Walk into Eloise and you immediately understand that this is a room with intention. Curves dominate the design: soft arches, silk accents, intimate curved nooks that make a large dining room feel like a series of private conversations. The palette is warm and restrained, the lighting calibrated to flatter. It’s elegant and airy simultaneously, a combination that’s harder to achieve than it sounds.

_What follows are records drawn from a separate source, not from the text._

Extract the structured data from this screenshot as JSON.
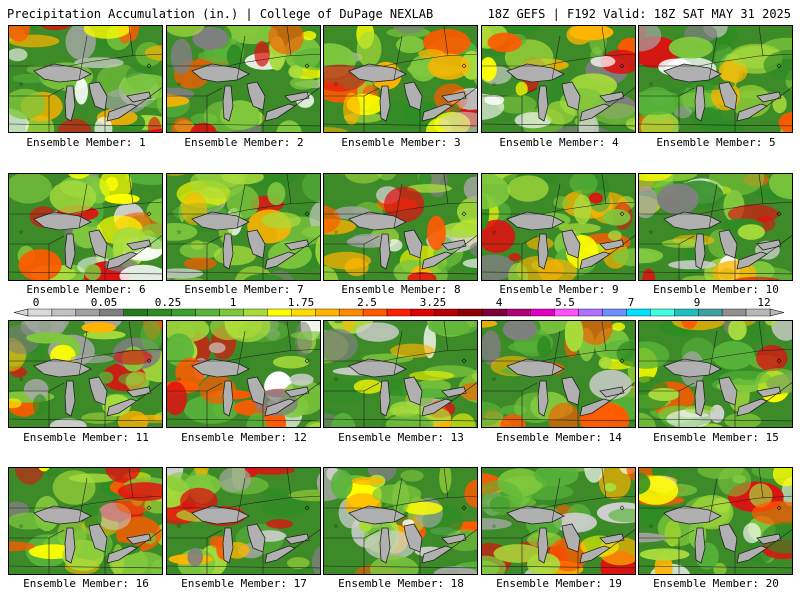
{
  "header": {
    "title": "Precipitation Accumulation (in.) | College of DuPage NEXLAB",
    "run_info": "18Z GEFS | F192 Valid: 18Z SAT MAY 31 2025"
  },
  "panels": [
    {
      "label": "Ensemble Member: 1"
    },
    {
      "label": "Ensemble Member: 2"
    },
    {
      "label": "Ensemble Member: 3"
    },
    {
      "label": "Ensemble Member: 4"
    },
    {
      "label": "Ensemble Member: 5"
    },
    {
      "label": "Ensemble Member: 6"
    },
    {
      "label": "Ensemble Member: 7"
    },
    {
      "label": "Ensemble Member: 8"
    },
    {
      "label": "Ensemble Member: 9"
    },
    {
      "label": "Ensemble Member: 10"
    },
    {
      "label": "Ensemble Member: 11"
    },
    {
      "label": "Ensemble Member: 12"
    },
    {
      "label": "Ensemble Member: 13"
    },
    {
      "label": "Ensemble Member: 14"
    },
    {
      "label": "Ensemble Member: 15"
    },
    {
      "label": "Ensemble Member: 16"
    },
    {
      "label": "Ensemble Member: 17"
    },
    {
      "label": "Ensemble Member: 18"
    },
    {
      "label": "Ensemble Member: 19"
    },
    {
      "label": "Ensemble Member: 20"
    }
  ],
  "colorbar": {
    "ticks": [
      "0",
      "0.05",
      "0.25",
      "1",
      "1.75",
      "2.5",
      "3.25",
      "4",
      "5.5",
      "7",
      "9",
      "12"
    ],
    "colors": [
      "#d9d9d9",
      "#c2c2c2",
      "#a0a0a0",
      "#7f7f7f",
      "#267a1e",
      "#2f8c24",
      "#3aa02c",
      "#58b43a",
      "#7fc83e",
      "#a8dc3c",
      "#ffff00",
      "#ffdc00",
      "#ffb400",
      "#ff8c00",
      "#ff5a00",
      "#ff1e00",
      "#dc0000",
      "#b40000",
      "#8c0000",
      "#7a003c",
      "#b0007a",
      "#e000c0",
      "#ff50ff",
      "#b070ff",
      "#6f8fff",
      "#00e0ff",
      "#40ffe0",
      "#20c0c0",
      "#40a0a0",
      "#909090",
      "#b8b8b8"
    ]
  }
}
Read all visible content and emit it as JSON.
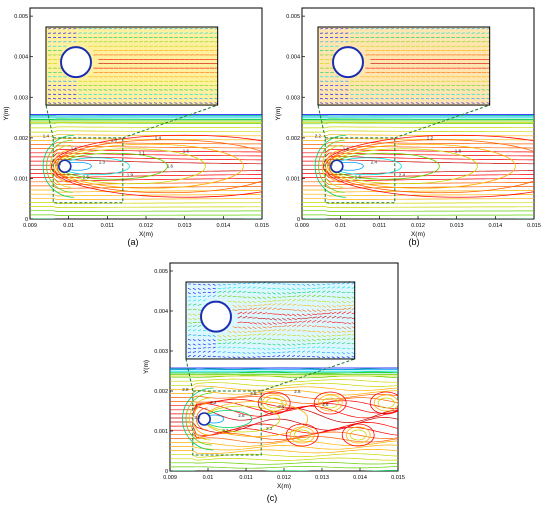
{
  "chart_data": [
    {
      "type": "contour",
      "panel_label": "(a)",
      "xlabel": "X(m)",
      "ylabel": "Y(m)",
      "xlim": [
        0.009,
        0.015
      ],
      "ylim": [
        0,
        0.0052
      ],
      "x_ticks": [
        "0.009",
        "0.01",
        "0.011",
        "0.012",
        "0.013",
        "0.014",
        "0.015"
      ],
      "y_ticks": [
        "0",
        "0.001",
        "0.002",
        "0.003",
        "0.004",
        "0.005"
      ],
      "cylinder": {
        "x": 0.0099,
        "y": 0.0013,
        "r": 0.00011
      },
      "wake_regime": "steady",
      "contour_labels": [
        "1.4",
        "1.6",
        "1.3",
        "1.9",
        "1.4",
        "1.6",
        "1.4",
        "2.5",
        "1.6",
        "1.1",
        "1.6"
      ],
      "inset_region": {
        "x": [
          0.0096,
          0.0114
        ],
        "y": [
          0.0004,
          0.002
        ]
      }
    },
    {
      "type": "contour",
      "panel_label": "(b)",
      "xlabel": "X(m)",
      "ylabel": "Y(m)",
      "xlim": [
        0.009,
        0.015
      ],
      "ylim": [
        0,
        0.0052
      ],
      "x_ticks": [
        "0.009",
        "0.01",
        "0.011",
        "0.012",
        "0.013",
        "0.014",
        "0.015"
      ],
      "y_ticks": [
        "0",
        "0.001",
        "0.002",
        "0.003",
        "0.004",
        "0.005"
      ],
      "cylinder": {
        "x": 0.0099,
        "y": 0.0013,
        "r": 0.00011
      },
      "wake_regime": "steady",
      "contour_labels": [
        "2.2",
        "1.8",
        "2.4",
        "2.4",
        "1.2",
        "1.8",
        "1.8",
        "1.6"
      ],
      "inset_region": {
        "x": [
          0.0096,
          0.0114
        ],
        "y": [
          0.0004,
          0.002
        ]
      }
    },
    {
      "type": "contour",
      "panel_label": "(c)",
      "xlabel": "X(m)",
      "ylabel": "Y(m)",
      "xlim": [
        0.009,
        0.015
      ],
      "ylim": [
        0,
        0.0052
      ],
      "x_ticks": [
        "0.009",
        "0.01",
        "0.011",
        "0.012",
        "0.013",
        "0.014",
        "0.015"
      ],
      "y_ticks": [
        "0",
        "0.001",
        "0.002",
        "0.003",
        "0.004",
        "0.005"
      ],
      "cylinder": {
        "x": 0.0099,
        "y": 0.0013,
        "r": 0.00011
      },
      "wake_regime": "vortex-shedding",
      "contour_labels": [
        "2.8",
        "2.2",
        "2.6",
        "2.2",
        "2.6",
        "2.6",
        "2.2",
        "3.2",
        "2.8",
        "2.6"
      ],
      "inset_region": {
        "x": [
          0.0096,
          0.0114
        ],
        "y": [
          0.0004,
          0.002
        ]
      }
    }
  ],
  "colors": {
    "contour_palette": [
      "#0000ff",
      "#00a0ff",
      "#00e0e0",
      "#00d060",
      "#60d000",
      "#c8d800",
      "#ffb000",
      "#ff6000",
      "#ff0000",
      "#c80000"
    ],
    "cylinder_outline": "#1a2fb0",
    "inset_guide": "#1a7a2a",
    "frame": "#000000"
  }
}
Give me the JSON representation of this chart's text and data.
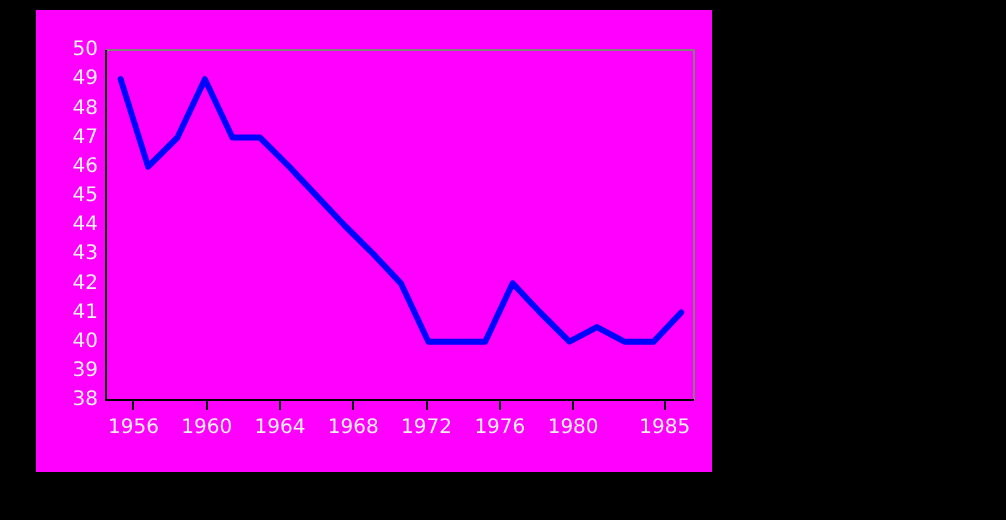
{
  "chart_data": {
    "type": "line",
    "x": [
      1955.3,
      1956.8,
      1958.4,
      1959.9,
      1961.4,
      1962.9,
      1964.5,
      1966.0,
      1967.5,
      1969.1,
      1970.6,
      1972.1,
      1973.7,
      1975.2,
      1976.7,
      1978.2,
      1979.8,
      1981.3,
      1982.8,
      1984.4,
      1985.9
    ],
    "series": [
      {
        "color": "#0000ff",
        "values": [
          49,
          46,
          47,
          49,
          47,
          47,
          46,
          45,
          44,
          43,
          42,
          40,
          40,
          40,
          42,
          41,
          40,
          40.5,
          40,
          40,
          41
        ]
      }
    ],
    "xlim": [
      1954.5,
      1986.6
    ],
    "xticks": [
      1956,
      1960,
      1964,
      1968,
      1972,
      1976,
      1980,
      1985
    ],
    "ylim": [
      38,
      50
    ],
    "yticks": [
      38,
      39,
      40,
      41,
      42,
      43,
      44,
      45,
      46,
      47,
      48,
      49,
      50
    ],
    "grid": false,
    "legend": false,
    "marker": "none",
    "line_style": "solid"
  }
}
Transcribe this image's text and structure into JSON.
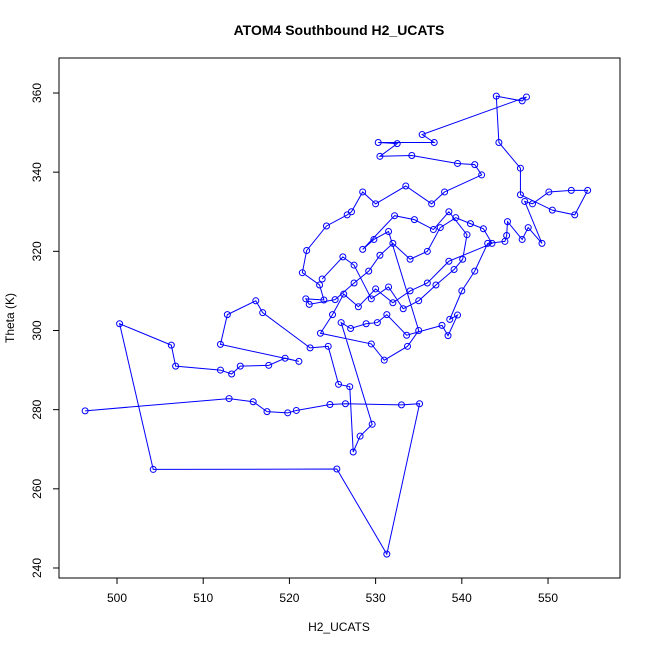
{
  "chart_data": {
    "type": "line",
    "title": "ATOM4 Southbound H2_UCATS",
    "xlabel": "H2_UCATS",
    "ylabel": "Theta (K)",
    "color": "#0000ff",
    "marker": "circle",
    "x": [
      496.3,
      513,
      515.8,
      517.4,
      519.8,
      520.8,
      524.7,
      526.5,
      533,
      535.1,
      531.3,
      525.5,
      504.2,
      500.3,
      506.3,
      506.8,
      512,
      513.3,
      514.3,
      517.6,
      519.5,
      521.1,
      512,
      512.8,
      516.1,
      516.9,
      522.4,
      524.5,
      525.7,
      527,
      527.4,
      528.2,
      529.6,
      526,
      527.1,
      528.9,
      530.2,
      531.3,
      533.6,
      537.7,
      538.4,
      539.5,
      538.6,
      540,
      541.5,
      543,
      545,
      545.2,
      545.3,
      547,
      547.7,
      549.3,
      547.3,
      548.2,
      550.1,
      552.7,
      554.6,
      553.1,
      550.5,
      546.8,
      546.8,
      544.3,
      544,
      547,
      547.5,
      535.4,
      536.8,
      530.3,
      532.5,
      530.5,
      534.2,
      539.5,
      541.5,
      542.3,
      538,
      536.5,
      533.5,
      530,
      528.5,
      527.2,
      526.7,
      524.3,
      522,
      521.5,
      523.5,
      524,
      521.9,
      522.3,
      525.3,
      527.5,
      529.2,
      530.5,
      532,
      534,
      536,
      537.5,
      539.3,
      541,
      542.5,
      543.5,
      538.5,
      536,
      534,
      532,
      530,
      528,
      526.3,
      525,
      523.6,
      529.5,
      531,
      533.7,
      535,
      531.5,
      529.8,
      528.5,
      532.2,
      534.5,
      536.7,
      538.5,
      540.6,
      540.1,
      539.1,
      537,
      535,
      533.2,
      531.5,
      529.5,
      527.5,
      526.2,
      523.8
    ],
    "values": [
      279.7,
      282.8,
      282,
      279.5,
      279.2,
      279.8,
      281.3,
      281.5,
      281.2,
      281.5,
      243.5,
      265,
      264.9,
      301.7,
      296.3,
      291,
      290,
      289,
      291,
      291.2,
      293,
      292.2,
      296.5,
      304,
      307.5,
      304.5,
      295.6,
      296,
      286.4,
      285.8,
      269.3,
      273.3,
      276.3,
      302,
      300.5,
      301.7,
      302,
      304,
      298.8,
      301.3,
      298.7,
      303.9,
      302.8,
      310,
      315,
      322,
      322.5,
      324,
      327.5,
      323,
      326,
      322,
      332.6,
      332,
      335,
      335.4,
      335.4,
      329.2,
      330.4,
      334.3,
      341,
      347.5,
      359.2,
      358,
      359,
      349.5,
      347.5,
      347.5,
      347.2,
      344,
      344.2,
      342.2,
      341.9,
      339.3,
      335,
      332,
      336.5,
      332,
      335,
      330,
      329.2,
      326.4,
      320.2,
      314.6,
      311.5,
      307.7,
      308,
      306.6,
      307.8,
      312,
      315,
      319,
      322,
      318,
      320,
      326,
      328.5,
      327,
      325.7,
      322,
      317.5,
      312,
      310,
      307,
      310.5,
      306,
      309.2,
      304,
      299.3,
      296.6,
      292.5,
      296,
      300,
      325,
      323,
      320.5,
      329,
      328,
      325.5,
      330,
      324.2,
      318,
      315.4,
      311.5,
      307.5,
      305.5,
      311,
      308,
      316.5,
      318.6,
      313
    ],
    "xlim": [
      493.27,
      558.35
    ],
    "ylim": [
      237.47,
      368.84
    ],
    "xticks": [
      500,
      510,
      520,
      530,
      540,
      550
    ],
    "yticks": [
      240,
      260,
      280,
      300,
      320,
      340,
      360
    ]
  }
}
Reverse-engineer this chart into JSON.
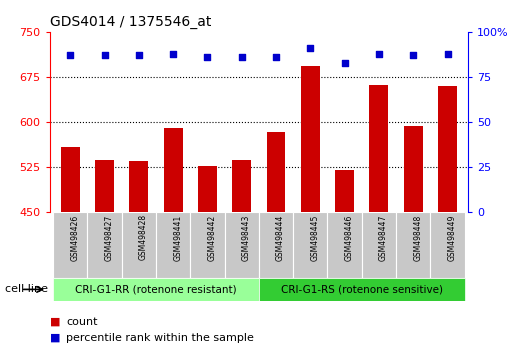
{
  "title": "GDS4014 / 1375546_at",
  "categories": [
    "GSM498426",
    "GSM498427",
    "GSM498428",
    "GSM498441",
    "GSM498442",
    "GSM498443",
    "GSM498444",
    "GSM498445",
    "GSM498446",
    "GSM498447",
    "GSM498448",
    "GSM498449"
  ],
  "bar_values": [
    559,
    537,
    536,
    590,
    527,
    537,
    583,
    693,
    521,
    662,
    594,
    660
  ],
  "bar_color": "#cc0000",
  "dot_values": [
    87,
    87,
    87,
    88,
    86,
    86,
    86,
    91,
    83,
    88,
    87,
    88
  ],
  "dot_color": "#0000cc",
  "ylim_left": [
    450,
    750
  ],
  "ylim_right": [
    0,
    100
  ],
  "yticks_left": [
    450,
    525,
    600,
    675,
    750
  ],
  "yticks_right": [
    0,
    25,
    50,
    75,
    100
  ],
  "ytick_labels_right": [
    "0",
    "25",
    "50",
    "75",
    "100%"
  ],
  "grid_values": [
    525,
    600,
    675
  ],
  "group1_label": "CRI-G1-RR (rotenone resistant)",
  "group2_label": "CRI-G1-RS (rotenone sensitive)",
  "group1_color": "#99ff99",
  "group2_color": "#33cc33",
  "group1_count": 6,
  "group2_count": 6,
  "cell_line_label": "cell line",
  "legend_count_label": "count",
  "legend_pct_label": "percentile rank within the sample",
  "xtick_bg_color": "#c8c8c8",
  "title_fontsize": 10,
  "tick_fontsize": 8,
  "xtick_fontsize": 5.5,
  "group_fontsize": 7.5,
  "legend_fontsize": 8
}
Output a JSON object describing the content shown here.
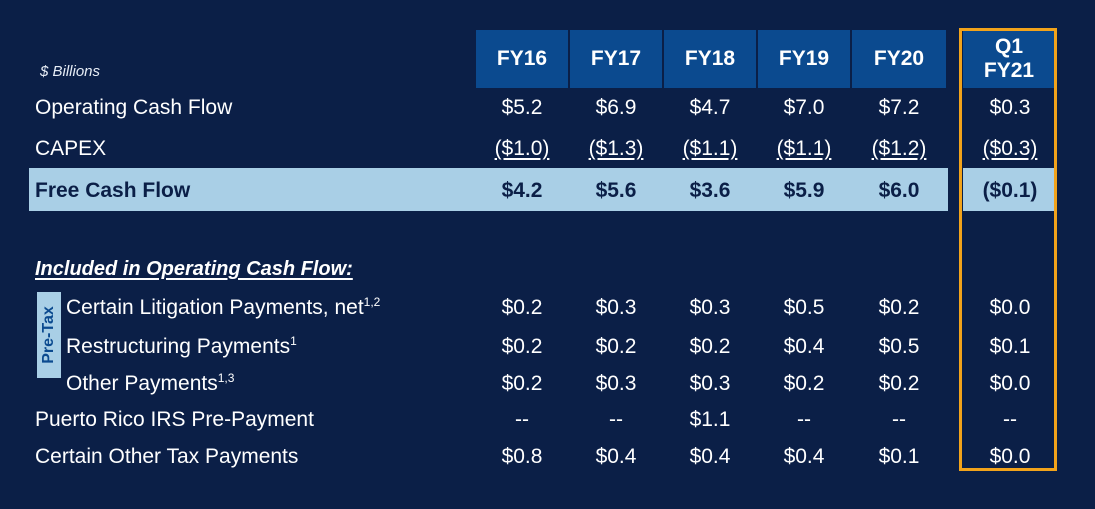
{
  "units_label": "$ Billions",
  "headers": [
    "FY16",
    "FY17",
    "FY18",
    "FY19",
    "FY20",
    "Q1 FY21"
  ],
  "header_q1_line1": "Q1",
  "header_q1_line2": "FY21",
  "section_label": "Included in Operating Cash Flow:",
  "pretax_label": "Pre-Tax",
  "rows": {
    "ocf": {
      "label": "Operating Cash Flow",
      "values": [
        "$5.2",
        "$6.9",
        "$4.7",
        "$7.0",
        "$7.2",
        "$0.3"
      ]
    },
    "capex": {
      "label": "CAPEX",
      "values": [
        "($1.0)",
        "($1.3)",
        "($1.1)",
        "($1.1)",
        "($1.2)",
        "($0.3)"
      ]
    },
    "fcf": {
      "label": "Free Cash Flow",
      "values": [
        "$4.2",
        "$5.6",
        "$3.6",
        "$5.9",
        "$6.0",
        "($0.1)"
      ]
    },
    "litigation": {
      "label": "Certain Litigation Payments, net",
      "sup": "1,2",
      "values": [
        "$0.2",
        "$0.3",
        "$0.3",
        "$0.5",
        "$0.2",
        "$0.0"
      ]
    },
    "restructuring": {
      "label": "Restructuring Payments",
      "sup": "1",
      "values": [
        "$0.2",
        "$0.2",
        "$0.2",
        "$0.4",
        "$0.5",
        "$0.1"
      ]
    },
    "other": {
      "label": "Other Payments",
      "sup": "1,3",
      "values": [
        "$0.2",
        "$0.3",
        "$0.3",
        "$0.2",
        "$0.2",
        "$0.0"
      ]
    },
    "puerto_rico": {
      "label": "Puerto Rico IRS Pre-Payment",
      "values": [
        "--",
        "--",
        "$1.1",
        "--",
        "--",
        "--"
      ]
    },
    "other_tax": {
      "label": "Certain Other Tax Payments",
      "values": [
        "$0.8",
        "$0.4",
        "$0.4",
        "$0.4",
        "$0.1",
        "$0.0"
      ]
    }
  },
  "colors": {
    "background": "#0b1f47",
    "header": "#0b4a8f",
    "highlight": "#a9cfe6",
    "q1_border": "#f2a31b"
  }
}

The cooking matches the room’s ambition. The menu is contemporary and ingredient-forward, built around seasonal Canadian produce and premium proteins treated with care and technique. Early dishes generating conversation include the beef tartare with confit potatoes and black caviar — a confident statement for an opening menu — and a rotating roster of fish preparations that reflect whatever the kitchen is most excited about that week.
But the secret Eloise is keeping — and it’s an open one, already attracting destination diners — is Bar Cart, a moody railcar-inspired speakeasy hidden behind a door at the back of the dining room. It’s the kind of detail that transforms a good dinner into a proper evening, the sort of thing you discover on a first visit and immediately want to bring someone back to experience.
The Hnatiw brothers have done something genuinely difficult: made a restaurant that carries personal meaning while having zero obligation to it. Reserve a table at Eloise, then linger for a nightcap at Bar Cart — you’ll want the full experience.